Three primary fissures are foregrounded in this film: that which exists between one discrete individual and another, that which exists between the individual and itself, and that which exists between the thing and its representation. Complicating these distinctions will be the work of the film. But this work can only be done by approaching the abyss that lies between them, and finding with horror the one behind the face of the other. When Fred has a nightmare on the first night and Renee reaches over to comfort him, he awakens and for a moment sees her face in the darkness displaced by the face of the Nameless Man he will only later meet at the party. This Nameless Man will play a leading role in the film as that which stands between doubles, between passages from one realm to the next, and between each individual and itself. He exceeds the constraints of temporality and spatiality, moving from past to present, from subject to subject, and occupying two spaces simultaneously. While everyone in this film is trapped, everyone also partakes of this blackness that *exceeds* limit and border.
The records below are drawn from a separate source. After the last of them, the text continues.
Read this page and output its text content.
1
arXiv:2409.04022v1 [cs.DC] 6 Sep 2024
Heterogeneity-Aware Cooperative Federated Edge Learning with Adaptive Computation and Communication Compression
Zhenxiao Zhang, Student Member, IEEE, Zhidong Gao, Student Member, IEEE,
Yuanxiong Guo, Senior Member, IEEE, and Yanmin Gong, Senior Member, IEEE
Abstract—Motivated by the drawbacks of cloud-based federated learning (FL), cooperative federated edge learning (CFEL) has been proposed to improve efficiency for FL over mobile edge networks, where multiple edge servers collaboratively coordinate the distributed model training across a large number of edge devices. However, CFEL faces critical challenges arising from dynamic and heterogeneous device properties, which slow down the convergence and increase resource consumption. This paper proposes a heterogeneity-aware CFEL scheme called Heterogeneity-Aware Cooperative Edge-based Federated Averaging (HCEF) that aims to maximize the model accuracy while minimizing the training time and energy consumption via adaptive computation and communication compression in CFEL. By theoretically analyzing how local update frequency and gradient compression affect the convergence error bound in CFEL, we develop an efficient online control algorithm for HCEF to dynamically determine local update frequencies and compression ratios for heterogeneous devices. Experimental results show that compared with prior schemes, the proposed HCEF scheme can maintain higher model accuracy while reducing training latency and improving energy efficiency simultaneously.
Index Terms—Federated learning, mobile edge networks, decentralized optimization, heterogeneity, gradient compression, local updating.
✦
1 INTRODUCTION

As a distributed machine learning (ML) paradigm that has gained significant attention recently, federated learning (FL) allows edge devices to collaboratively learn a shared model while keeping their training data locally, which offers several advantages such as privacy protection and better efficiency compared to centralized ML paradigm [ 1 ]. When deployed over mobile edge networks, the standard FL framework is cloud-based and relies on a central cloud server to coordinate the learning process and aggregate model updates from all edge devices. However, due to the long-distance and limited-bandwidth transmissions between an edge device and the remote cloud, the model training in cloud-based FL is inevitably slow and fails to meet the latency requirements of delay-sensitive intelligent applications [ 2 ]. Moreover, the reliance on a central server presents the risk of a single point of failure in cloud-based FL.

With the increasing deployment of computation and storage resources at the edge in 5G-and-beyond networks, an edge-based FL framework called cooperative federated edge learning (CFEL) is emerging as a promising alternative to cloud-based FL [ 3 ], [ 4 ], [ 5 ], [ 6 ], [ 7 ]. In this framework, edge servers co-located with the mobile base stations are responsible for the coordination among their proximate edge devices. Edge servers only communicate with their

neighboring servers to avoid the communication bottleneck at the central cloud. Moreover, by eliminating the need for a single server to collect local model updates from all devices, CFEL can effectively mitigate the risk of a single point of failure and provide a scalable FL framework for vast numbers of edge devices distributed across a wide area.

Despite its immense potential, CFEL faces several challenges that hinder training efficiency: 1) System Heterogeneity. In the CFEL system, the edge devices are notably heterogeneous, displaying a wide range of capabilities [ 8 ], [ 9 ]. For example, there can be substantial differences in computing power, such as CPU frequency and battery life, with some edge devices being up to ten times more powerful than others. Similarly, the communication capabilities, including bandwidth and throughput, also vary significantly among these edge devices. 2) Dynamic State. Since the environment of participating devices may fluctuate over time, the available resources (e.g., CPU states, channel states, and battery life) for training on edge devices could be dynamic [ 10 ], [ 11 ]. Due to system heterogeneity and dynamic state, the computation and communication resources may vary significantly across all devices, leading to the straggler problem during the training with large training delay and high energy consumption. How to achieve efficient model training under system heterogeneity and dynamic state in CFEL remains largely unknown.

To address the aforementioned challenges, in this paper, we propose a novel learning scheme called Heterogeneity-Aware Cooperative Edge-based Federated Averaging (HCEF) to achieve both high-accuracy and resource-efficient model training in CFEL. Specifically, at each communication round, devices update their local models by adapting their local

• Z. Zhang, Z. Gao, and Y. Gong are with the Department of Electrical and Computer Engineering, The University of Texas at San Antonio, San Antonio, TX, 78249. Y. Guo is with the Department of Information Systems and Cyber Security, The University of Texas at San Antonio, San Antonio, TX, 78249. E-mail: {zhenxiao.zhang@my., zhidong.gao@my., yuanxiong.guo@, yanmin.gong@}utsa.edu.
It is perhaps tempting to interpret him as the unconscious, especially in the light of Fred's apparent forgetfulness of his wife's murder. [5] One might also be inclined to understand him as the figure of death as symbol, like the ghoul who comes to call in Bergman's _Seventh Seal_. But I will do neither. I also want to insist that I am not understanding this figure in terms of a Hegelian negativity that serves as a resource in the dialectical process. Rather I want to understand him in the Bataillian sense as that excess which undoes and exceeds *any* system of signification--a dark tear that is revealed through heterogenous matter, excess, obscenity, sacrifice, and eroticism. [6] This is also close to Derrida's concept of Otherness, which he insists is not a lack or void but a 'negativity without negativity.' [7] This is not the reverse side of positivity, but rather something that transgresses signification. To even name this figure is problematic because he is precisely what is nameless. He both is and is not. He is the downfall of Aristotelian logic and Hegelian dialectics. He is what breaks apart all construction and yet serves as its groundless ground. He is beautiful and terrifying. He is in everything and yet he is nowhere and nothing. He is glimpsed at the threshold of the paradox, the aporia. And he is everyone's double. I will call him the Nameless for the sake of legibility, keeping in mind that to say him is to unsay him.